Muy pocos fueron los cipoleños a los que les pasó inadvertido el crudo relato de estos formoseños, por lo que organizaron una campaña solidaria que cosechó numerosas adhesiones. Así, ayer les acercaron colchones, camas, alimentos, garrafas, leña, chapas, pañales y agua, entre otros elementos indispensables para la vida cotidiana.

Francisco, el jefe de hogar, habló con LM Cipolletti y contó detalles de su llegada y lo que les tocó vivir durante los últimos meses.

“Somos de Formosa capital y vinimos al valle por una promesa de trabajo que no se cumplió y nos dejaron a la deriva. Llegamos a la zona el 25 de enero”, contó el joven.
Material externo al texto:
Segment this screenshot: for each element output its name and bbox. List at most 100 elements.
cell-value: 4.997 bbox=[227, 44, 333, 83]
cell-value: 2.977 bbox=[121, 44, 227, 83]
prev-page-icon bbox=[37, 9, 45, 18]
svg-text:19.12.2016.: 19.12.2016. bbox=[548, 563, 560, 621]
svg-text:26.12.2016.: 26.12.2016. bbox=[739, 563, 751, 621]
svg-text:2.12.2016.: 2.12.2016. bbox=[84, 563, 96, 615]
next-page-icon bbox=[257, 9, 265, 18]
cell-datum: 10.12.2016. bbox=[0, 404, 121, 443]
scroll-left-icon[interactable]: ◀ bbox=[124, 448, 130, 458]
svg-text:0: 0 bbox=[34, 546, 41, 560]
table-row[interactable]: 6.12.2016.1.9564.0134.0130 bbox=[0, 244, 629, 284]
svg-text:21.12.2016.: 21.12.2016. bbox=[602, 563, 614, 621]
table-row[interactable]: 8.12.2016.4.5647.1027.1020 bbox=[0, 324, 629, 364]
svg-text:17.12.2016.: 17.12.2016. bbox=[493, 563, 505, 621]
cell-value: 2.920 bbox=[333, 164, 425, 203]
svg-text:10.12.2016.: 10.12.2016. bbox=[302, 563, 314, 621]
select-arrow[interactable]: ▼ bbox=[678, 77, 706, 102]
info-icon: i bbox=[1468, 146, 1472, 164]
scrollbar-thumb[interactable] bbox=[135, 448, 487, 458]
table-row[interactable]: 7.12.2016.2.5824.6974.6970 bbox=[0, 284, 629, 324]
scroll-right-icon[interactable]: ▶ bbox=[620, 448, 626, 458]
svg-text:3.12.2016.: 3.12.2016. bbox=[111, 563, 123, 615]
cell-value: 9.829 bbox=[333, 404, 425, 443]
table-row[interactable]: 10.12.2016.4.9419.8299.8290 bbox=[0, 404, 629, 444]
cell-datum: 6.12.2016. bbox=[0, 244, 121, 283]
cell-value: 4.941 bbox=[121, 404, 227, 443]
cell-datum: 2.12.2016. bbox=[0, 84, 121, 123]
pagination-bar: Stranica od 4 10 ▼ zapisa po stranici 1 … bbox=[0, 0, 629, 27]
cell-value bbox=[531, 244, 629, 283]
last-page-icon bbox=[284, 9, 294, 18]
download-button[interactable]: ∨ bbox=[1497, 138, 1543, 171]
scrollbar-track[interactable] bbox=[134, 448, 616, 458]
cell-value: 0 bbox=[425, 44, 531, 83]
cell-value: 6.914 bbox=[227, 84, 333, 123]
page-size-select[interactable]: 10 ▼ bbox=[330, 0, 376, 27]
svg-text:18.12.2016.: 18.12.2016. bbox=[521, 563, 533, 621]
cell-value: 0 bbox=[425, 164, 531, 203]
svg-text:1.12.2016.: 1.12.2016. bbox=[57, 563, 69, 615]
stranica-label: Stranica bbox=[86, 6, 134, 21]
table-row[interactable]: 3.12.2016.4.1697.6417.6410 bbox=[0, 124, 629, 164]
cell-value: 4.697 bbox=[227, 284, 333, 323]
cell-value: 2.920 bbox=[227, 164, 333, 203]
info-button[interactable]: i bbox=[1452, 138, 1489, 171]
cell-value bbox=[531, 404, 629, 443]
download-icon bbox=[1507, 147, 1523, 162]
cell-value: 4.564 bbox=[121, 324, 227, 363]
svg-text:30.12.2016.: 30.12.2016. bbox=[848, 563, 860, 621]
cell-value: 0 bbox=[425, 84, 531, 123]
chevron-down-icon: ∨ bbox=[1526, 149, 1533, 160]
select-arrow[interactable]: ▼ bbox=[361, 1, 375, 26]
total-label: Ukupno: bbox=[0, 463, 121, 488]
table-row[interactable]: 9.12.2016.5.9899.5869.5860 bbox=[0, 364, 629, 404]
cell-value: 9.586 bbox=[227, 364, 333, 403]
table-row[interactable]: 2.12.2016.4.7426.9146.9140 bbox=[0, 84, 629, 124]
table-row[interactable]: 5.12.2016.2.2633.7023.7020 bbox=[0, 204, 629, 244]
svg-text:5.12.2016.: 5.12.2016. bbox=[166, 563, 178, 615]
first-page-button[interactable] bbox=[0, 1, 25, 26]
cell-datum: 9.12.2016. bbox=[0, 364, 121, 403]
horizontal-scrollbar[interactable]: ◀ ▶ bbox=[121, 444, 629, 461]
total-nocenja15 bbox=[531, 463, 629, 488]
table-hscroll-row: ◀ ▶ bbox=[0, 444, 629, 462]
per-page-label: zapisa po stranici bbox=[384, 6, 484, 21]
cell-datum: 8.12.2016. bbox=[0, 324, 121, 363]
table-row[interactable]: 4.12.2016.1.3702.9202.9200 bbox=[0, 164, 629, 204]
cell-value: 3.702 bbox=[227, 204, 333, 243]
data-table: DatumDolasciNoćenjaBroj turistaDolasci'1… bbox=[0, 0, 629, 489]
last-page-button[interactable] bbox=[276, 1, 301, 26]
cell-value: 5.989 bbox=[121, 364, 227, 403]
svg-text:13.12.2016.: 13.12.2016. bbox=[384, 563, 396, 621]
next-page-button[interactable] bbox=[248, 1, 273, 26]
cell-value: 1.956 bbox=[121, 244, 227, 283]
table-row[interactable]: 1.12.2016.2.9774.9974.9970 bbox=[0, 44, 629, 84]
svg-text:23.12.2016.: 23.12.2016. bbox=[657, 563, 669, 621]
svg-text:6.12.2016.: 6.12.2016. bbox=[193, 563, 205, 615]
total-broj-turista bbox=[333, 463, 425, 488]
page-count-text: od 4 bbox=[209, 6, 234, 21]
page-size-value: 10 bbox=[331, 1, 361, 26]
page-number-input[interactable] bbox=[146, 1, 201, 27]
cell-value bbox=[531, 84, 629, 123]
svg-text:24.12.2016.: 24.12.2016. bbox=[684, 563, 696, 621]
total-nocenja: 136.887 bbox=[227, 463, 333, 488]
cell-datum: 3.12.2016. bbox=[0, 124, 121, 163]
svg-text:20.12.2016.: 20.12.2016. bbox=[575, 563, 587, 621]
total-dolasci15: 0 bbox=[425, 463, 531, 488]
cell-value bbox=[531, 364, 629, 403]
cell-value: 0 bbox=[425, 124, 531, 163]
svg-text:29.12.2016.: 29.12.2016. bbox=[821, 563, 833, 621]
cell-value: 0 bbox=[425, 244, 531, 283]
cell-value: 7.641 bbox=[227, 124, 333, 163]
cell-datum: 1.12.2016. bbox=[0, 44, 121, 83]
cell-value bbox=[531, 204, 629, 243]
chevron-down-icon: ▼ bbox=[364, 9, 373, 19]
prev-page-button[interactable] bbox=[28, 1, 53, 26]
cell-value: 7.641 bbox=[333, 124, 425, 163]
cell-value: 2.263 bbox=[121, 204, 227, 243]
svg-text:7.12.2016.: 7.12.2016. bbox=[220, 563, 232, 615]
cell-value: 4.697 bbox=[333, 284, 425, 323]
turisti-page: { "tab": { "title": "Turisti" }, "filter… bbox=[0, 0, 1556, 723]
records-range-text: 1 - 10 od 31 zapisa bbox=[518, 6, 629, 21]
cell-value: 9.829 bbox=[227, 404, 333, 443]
Báez señaló que al quedar varado junto a su familia, comenzó rápidamente a buscar algún trabajo. “Conseguí en una chacra, en la zona de Puente 83, donde estuve un mes, pero no me pagaron todo. Entonces cambié de actividad, me fui a la construcción y también hubo problemas con el pago. Ahí me desanimé un poco por lo que nos estaba pasando”, indicó el formoseño.

Las necesidades iban en aumento, más aún con su bebé a cuestas, así que comenzó a buscar alguna alternativa que les permitiera subsistir en Cipolletti. “Publiqué que vendía una salamandra porque quería comprarme una heladera. Vino un hombre, me la compró y me dio una mano con el terreno donde estamos ahora, aquí en Ferri. Ahí hice la casilla de nylon y esta misma persona me regaló una estufa. Y hoy (por ayer) estamos con visitas constantemente, gente que viene a traernos donaciones, de todo, ropa, alimentos. Estamos muy agradecidos con todos”.

“Somos de Formosa y vinimos al valle por una promesa de trabajo que no se cumplió y nos dejaron a la deriva. Llegamos a la zona el 25 de enero”. “Conseguí en una chacra de Puente 83, donde estuve un mes, pero no me pagaron todo. Entonces me fui a la construcción y también hubo problemas con el pago”. Francisco Báez. Formoseño, actualmente vive en la toma de Ferri.

Pero la mejor noticia le llegó horas después, cuando los actos de caridad se convirtieron en una nueva promesa laboral. “Parece que me consiguieron un trabajo en La Anónima, así que veré si comienzo ahí”, remarcó el norteño, con una luz de esperanza en los ojos.

A partir de ahora, Francisco, su esposa (de 22 años) y su bebé comenzarán una nueva etapa en la zona, luego de la desilusión por la promesa incumplida de trabajo y vivienda con la que habían llegado.

De esta manera quedó demostrada una vez más la solidaridad de los cipoleños que, enterados de la situación de esta familia, unieron esfuerzos para que puedan superar este mal momento y logren salir a flote.